8. Die nach der HF-Verdauung (Schritt 3.7.9) verbleibenden Mineralkörner werden in konzentriertes HCl getaucht.
   VORSICHT: Konzentriertes HCl (~ 36%) gilt als giftige und ätzende Flüssigkeit, die bei Kontakt chemische Verbrennungen und Augenschäden verursachen kann, wenn sie gespritzt wird, und Verletzungen an Mund, Rachen, Speiseröhre und Magen, wenn sie eingenommen werden. Die Mitarbeiter müssen mit den HCl-Sicherheitsdatenblättern vertraut sein. Behandeln Sie konzentriertes HCl immer in einem betriebsbereiten Abzug, in der Nähe einer Augenspül- und Sicherheitsduschstation. Arbeiten Sie niemals allein mit HCl. Bevor Sie mit dem Aufschluss des Sediments mit HCl beginnen, tragen Sie unbedingt die in Schritt 3.7 aufgeführte PSA.
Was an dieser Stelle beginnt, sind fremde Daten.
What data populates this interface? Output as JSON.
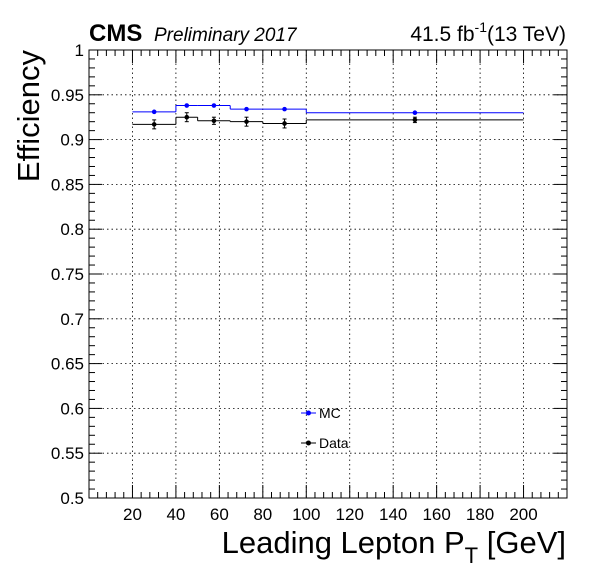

   HINWEIS: Wie bei konzentriertem HF ist es sicherer, einen Flaschenspender zu verwenden, um die Menge und Richtung der Entladung zu steuern. Verwenden Sie Glasbehälter, wenn Sie mit HCl arbeiten. Bevor Sie die PSA entfernen, waschen Sie die Handschuhe mit Wasser und Seife und waschen Sie nach dem Entfernen der PSA Hände und Unterarme.
   1. Bereiten Sie die Wachsversiegelung vor, um das Becherglas mit der in die Säure getauchten Probe zu bedecken.
   2. Schalten Sie sowohl den DIW- als auch den normalen Wasserhahn am Waschbecken ein und halten Sie als Sicherheitsvorkehrung eine Flasche DIW bereit.
   3. Ziehen Sie die saure PSA an.
   4. Legen Sie das 250-ml-Glasbecherglas mit der in Schritt 3.7.9 erhaltenen Probe in den Abzug. Senken Sie den Flügel bis zum nahen Verschluss, um sicher und bequem zu arbeiten. Fügen Sie HCl in Pumpenschritten (20 ml) für jeweils 5 g Quarz zur Probe hinzu und bedecken Sie dann das Becherglas mit Wachsdichtpapier.
   5. Entfernen Sie die saure PSA.
   6. Lassen Sie die Probe für den HCl-Aufschluss für 8 h im Abzug.
   7. Setzen Sie die Säure-PSA auf, bevor Sie das HCl reinigen.
   8. Waschen Sie die Probe fünfmal unter der Haube; Dekantüberstand in den Satellitenbehälter, um HCl-Abfälle zu sammeln.
   9. Waschen Sie die Probe drei weitere Male mit DIW am Waschbecken, wobei sowohl der DIW als auch der normale Wasserhahn zur weiteren Verdünnung offen bleiben. Stellen Sie sicher, dass Sie weiterhin die erforderliche PSA tragen.
9. Sieben Sie die Sedimente durch das kleinste vorherige Netz (z. B. 150 μm), um gebrochene und gebrochene Körner zu entfernen.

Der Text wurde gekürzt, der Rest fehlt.